13 - Hoffnungslos
Kein Wort über die Lippen bringen können, noch immer unter Schock von dem, was sie eben beobachteten, ließen Anni und Amelie sich widerstandslos von Grodans Männern mitziehen. Nicht einmal versuchend sich den Weg zu den Gefängnissen einzuprägen, weil in diesem Moment eh alles nur bedeutungslos zu sein scheint.
So kommt es, dass die beiden in einer Zelle tief unter der Erde landen. Das einzige Licht die wenigen Fackeln in den Gängen sind, die unregelmäßig auf und ab Flackern und so wenigstens etwas Helligkeit zur Orientierung spenden. Unsicher sehen die beiden Mädchen sich an, als die Schritte von Grodans Männern längst wieder in der Ferne verhallt sind. Und die beiden sich sicher sein können, zum ersten Mal wieder unter sich zu sein.
„Ich verstehe gar nichts mehr...", wispert Amelie, erschöpft und gezeichnet vom Gesehenen auf den Boden gesunken und sich an der Wand anlehnend.
„Vio ist noch immer bei diesem... ihrem ... Onkel ... da draußen...", murmelt Anni wiederum, noch immer die Gitterstäbe umklammert habend und in den dunklen Gang starrend, welchen sie eben erst selbst entlanggegangen sind. In der stummen Hoffnung, das Violene dort jeden Moment auftauchen würde. Die Zelle aufmacht und sie einfach alle von hier verschwinden können.
Auf dem Marktplatz
Zufrieden beobachtet Kol wie sein Stammesanführer die offizielle Versammlung auflöst und wie der Großteil der Dorfbewohner ohne größeres Murren den Marktplatz verlässt. Jeder seinen eigenen Aufgaben nachgehend. Sodass nur noch er, dieses Verfluchte Kind und ihr gutes Stammesoberhaupt übrig bleiben. Kaum brach dieses Kind unter seinem Griff zusammen, als die Verräterin Rikke endlich ihre gerechte Strafe erhielt, hielt er es auch nicht mehr für nötig sich noch weiter die Mühe zu machen sie festzuhalten. So kommt es, dass sie noch immer vor ihm kniet, den Blick auf das Blut am Boden gerichtet. Mit unregelmäßigem Schluchzen noch immer weinend.
Wie erbärmlich.
Verächtlich bleibt Grodans Blick auf seiner Nichte ruhen.

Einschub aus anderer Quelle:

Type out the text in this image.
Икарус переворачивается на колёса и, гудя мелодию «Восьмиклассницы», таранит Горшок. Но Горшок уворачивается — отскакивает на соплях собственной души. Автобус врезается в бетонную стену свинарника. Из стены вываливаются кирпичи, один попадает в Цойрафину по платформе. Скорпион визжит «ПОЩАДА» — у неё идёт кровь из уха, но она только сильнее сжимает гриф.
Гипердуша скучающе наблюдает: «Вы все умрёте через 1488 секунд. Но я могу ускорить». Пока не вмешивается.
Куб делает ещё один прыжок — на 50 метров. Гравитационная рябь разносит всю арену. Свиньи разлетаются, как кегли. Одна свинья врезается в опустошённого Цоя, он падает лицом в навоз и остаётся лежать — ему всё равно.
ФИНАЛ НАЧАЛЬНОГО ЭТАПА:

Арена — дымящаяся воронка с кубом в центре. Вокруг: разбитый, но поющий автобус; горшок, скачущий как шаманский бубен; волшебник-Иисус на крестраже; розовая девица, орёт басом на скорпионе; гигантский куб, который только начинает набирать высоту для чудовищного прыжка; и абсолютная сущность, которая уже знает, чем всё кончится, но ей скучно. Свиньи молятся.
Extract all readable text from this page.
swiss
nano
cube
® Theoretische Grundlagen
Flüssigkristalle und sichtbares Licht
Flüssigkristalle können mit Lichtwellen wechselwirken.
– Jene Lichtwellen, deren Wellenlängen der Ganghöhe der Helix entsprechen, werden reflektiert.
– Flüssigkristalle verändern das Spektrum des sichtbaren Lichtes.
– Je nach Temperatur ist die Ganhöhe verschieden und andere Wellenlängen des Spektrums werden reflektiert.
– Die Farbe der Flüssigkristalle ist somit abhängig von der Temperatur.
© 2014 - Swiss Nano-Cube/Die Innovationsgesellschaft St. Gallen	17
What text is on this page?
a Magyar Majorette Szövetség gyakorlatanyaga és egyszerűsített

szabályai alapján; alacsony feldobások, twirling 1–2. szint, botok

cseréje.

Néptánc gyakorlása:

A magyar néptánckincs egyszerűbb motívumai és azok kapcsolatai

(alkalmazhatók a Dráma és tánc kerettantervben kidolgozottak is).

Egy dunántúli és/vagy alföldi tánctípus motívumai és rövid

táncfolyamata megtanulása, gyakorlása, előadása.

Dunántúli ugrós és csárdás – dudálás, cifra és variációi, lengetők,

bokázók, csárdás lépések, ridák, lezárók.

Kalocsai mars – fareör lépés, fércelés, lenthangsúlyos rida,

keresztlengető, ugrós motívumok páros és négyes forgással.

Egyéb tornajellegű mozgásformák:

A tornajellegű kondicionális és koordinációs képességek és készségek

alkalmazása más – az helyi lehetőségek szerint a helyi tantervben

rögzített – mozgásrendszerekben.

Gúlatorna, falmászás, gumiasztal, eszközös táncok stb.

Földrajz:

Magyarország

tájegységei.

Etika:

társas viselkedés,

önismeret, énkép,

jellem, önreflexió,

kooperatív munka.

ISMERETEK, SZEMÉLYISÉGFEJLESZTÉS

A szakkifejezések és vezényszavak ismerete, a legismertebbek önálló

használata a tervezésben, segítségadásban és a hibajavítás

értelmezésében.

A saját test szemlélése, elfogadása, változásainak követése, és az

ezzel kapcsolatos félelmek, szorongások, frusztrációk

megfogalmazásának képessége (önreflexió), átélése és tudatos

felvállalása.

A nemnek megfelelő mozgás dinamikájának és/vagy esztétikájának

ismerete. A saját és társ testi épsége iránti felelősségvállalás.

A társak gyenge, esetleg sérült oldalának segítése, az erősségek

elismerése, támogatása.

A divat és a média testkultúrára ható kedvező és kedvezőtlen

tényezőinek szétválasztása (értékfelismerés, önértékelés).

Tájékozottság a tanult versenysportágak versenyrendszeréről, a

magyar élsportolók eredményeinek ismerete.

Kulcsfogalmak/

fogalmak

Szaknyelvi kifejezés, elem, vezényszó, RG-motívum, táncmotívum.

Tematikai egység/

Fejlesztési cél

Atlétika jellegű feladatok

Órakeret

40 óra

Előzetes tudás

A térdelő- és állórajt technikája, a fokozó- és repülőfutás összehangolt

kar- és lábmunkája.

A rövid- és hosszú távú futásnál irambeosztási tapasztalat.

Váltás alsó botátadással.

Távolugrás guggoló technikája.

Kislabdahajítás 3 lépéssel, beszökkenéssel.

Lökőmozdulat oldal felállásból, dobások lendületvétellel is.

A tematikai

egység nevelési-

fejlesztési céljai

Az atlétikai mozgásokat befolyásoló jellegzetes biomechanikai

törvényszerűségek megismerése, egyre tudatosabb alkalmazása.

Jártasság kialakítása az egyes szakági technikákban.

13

Erst taucht sie hier auf, dann bringt sie noch Weitere dieser Drachenreiter mit. Nur um dann wiederum die Drachen zu verjagen. Und jetzt so erbärmlich auf dem Boden zu knien. Wäre Rikke nicht gewesen, wäre das nutzlose Kind nie von ihrem vorherbestimmten Wege abgekommen. Und all das, all ihre Strafen, all das Erziehen und die Versuche des Trainings hätten nicht sein müssen. Sie hätte funktioniert und gehorcht, wie man es von ihr erwartete. Aber schlussendlich ist das Verfluchte Kind ebenso unnütz und stur wie das Dorf, in dem sie geboren wurde.
Schon vor einem Jahr war er sehr gnädig zu ihr gewesen, als er ihr und diesem Reptil das Leben schenkte. In Anbetracht der jetzigen Situation und der vergangenen Monate wohl aber zu gnädig. Außerdem sind die Drachen aktuell irgendwo da draußen, also ebenso wenig zu gebrauchen wie sie.
Was soll er nur dieses Mal mit ihr machen?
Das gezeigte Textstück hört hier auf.